Predicting Human Eye Fixations via an LSTM-based Saliency Attentive Model
This paper introduces a novel approach to saliency prediction using an LSTM-based saliency attentive model. The authors address existing limitations in traditional methods by leveraging a Convolutional Long Short-Term Memory (ConvLSTM) network to enhance the prediction of human eye fixations on images. This method integrates neural attentional mechanisms, refining the saliency map iteratively by focusing on salient regions.
Core Contributions
- Attentive ConvLSTM: The introduction of ConvLSTM in the context of saliency prediction is innovative. Unlike conventional usage across temporal sequences, this adaptation iteratively refines saliency features, processing spatial imagery without time dependence. This mechanism generates a refined stack of feature maps, resulting in a sequential enhancement of initial predictions.
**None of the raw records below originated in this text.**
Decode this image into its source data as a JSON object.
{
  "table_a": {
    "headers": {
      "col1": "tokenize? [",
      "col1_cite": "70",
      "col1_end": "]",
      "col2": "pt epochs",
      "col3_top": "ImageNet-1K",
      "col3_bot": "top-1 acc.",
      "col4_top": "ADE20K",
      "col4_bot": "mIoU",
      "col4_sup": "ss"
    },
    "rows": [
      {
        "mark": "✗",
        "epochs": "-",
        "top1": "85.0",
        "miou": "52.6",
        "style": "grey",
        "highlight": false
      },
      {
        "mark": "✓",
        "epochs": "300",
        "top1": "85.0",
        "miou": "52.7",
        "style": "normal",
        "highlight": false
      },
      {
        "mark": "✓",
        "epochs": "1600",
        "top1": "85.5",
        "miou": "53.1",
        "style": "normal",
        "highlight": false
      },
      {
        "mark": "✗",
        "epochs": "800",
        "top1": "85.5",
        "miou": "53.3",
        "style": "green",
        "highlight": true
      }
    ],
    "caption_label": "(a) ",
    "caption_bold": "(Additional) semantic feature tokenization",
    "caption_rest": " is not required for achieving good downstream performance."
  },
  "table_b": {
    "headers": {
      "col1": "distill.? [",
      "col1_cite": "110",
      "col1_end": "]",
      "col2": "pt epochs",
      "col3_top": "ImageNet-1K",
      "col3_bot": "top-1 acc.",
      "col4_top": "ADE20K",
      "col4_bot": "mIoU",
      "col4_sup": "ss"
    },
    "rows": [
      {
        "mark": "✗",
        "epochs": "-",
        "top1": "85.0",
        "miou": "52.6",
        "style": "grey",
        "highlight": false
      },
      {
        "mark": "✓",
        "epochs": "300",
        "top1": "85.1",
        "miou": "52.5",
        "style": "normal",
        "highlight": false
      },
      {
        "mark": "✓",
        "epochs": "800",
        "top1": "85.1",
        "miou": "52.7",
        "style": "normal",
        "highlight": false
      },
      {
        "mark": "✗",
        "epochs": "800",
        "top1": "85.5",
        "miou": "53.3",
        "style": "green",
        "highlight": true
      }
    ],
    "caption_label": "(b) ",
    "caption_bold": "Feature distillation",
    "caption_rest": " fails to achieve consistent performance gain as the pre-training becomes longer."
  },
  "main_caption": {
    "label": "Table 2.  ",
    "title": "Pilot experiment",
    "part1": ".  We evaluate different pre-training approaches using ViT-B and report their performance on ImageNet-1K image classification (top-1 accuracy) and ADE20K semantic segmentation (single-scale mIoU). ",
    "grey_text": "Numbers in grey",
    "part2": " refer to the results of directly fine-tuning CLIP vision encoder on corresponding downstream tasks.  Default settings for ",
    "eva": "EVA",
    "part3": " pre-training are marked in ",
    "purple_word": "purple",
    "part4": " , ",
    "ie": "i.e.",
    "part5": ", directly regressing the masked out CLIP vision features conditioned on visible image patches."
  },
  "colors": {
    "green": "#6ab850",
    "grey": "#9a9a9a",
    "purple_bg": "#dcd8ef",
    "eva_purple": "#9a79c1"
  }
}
- Learned Priors: The model incorporates learned priors to address the center bias inherent in human gaze patterns. Instead of utilizing predefined spatial biases, the model learns Gaussian functions' parameters, maintaining an end-to-end trainable network. This allows the system to automatically learn and produce prior maps that significantly improve prediction accuracy.
- Dilated Convolutional Networks (DCN): By employing dilated convolutions on VGG-16 and ResNet-50 architectures, the model mitigates the performance drawbacks caused by the spatial downscaling of feature maps. This technique maintains convolutional filter operation scale, thus preserving spatial resolution and enhancing detail capture.
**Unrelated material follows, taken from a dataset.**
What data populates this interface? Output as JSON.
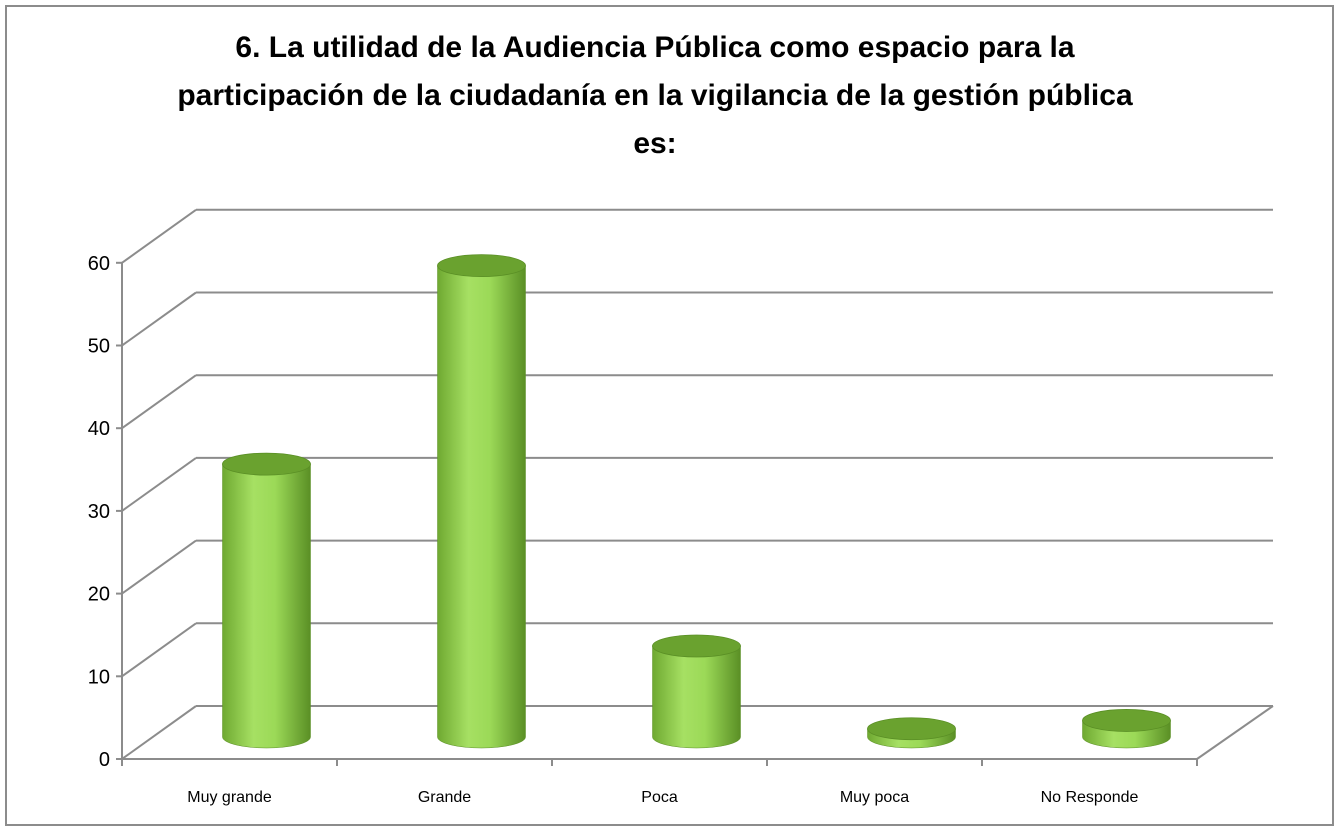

Performance and Evaluation
The proposed model notably outperformed existing methods across several public datasets including SALICON, MIT300, and CAT2000. Specifically, the architecture showed marked improvements in Normalized Scanpath Saliency (NSS), Correlation Coefficient (CC), and Area Under the ROC Curve (AUC) metrics, indicating a superior balance across different evaluation criteria.
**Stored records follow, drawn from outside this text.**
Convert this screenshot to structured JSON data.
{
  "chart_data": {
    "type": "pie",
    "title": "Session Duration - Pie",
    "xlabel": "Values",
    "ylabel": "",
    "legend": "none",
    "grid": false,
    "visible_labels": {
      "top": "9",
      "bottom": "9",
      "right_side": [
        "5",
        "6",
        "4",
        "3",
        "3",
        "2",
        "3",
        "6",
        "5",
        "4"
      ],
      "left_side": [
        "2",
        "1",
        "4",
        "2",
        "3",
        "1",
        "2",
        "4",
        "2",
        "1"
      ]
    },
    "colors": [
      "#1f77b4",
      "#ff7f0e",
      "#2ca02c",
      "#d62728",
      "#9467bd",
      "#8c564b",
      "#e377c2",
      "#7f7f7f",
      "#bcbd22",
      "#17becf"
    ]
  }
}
For example, the SAM-ResNet configuration achieved an NSS of 3.204 on the SALICON test set, surpassing earlier ResNet-based methods. The model's integration of attentive mechanisms and learned priors facilitated this improvement by emphasizing different image regions progressively, thus aligning predicted saliency maps closer to human fixation data.
Implications and Future Work
The ConvLSTM architecture offers a promising direction for integrating attentional mechanisms within deep learning models for vision tasks. This paper lays the groundwork for further exploration into similar iterative refinement methodologies across other domains, such as action recognition and video analysis.
Practically, the ability to predict human attention with higher accuracy holds potential for enhancing user experience in fields such as digital marketing, video compression, and robotics. The paper also opens pathways for more comprehensive exploration into automatic learned priors that adapt to complex biases in human perception.
Future research could explore extending this model to more dynamic visual environments, including video sequences where temporal dependencies become significant again. The adaptability of the ConvLSTM framework may also be tested across varied datasets to validate its robustness and generalization capabilities further. As AI models become more embedded in real-time applications, the adaptive and efficient nature of this approach will be invaluable.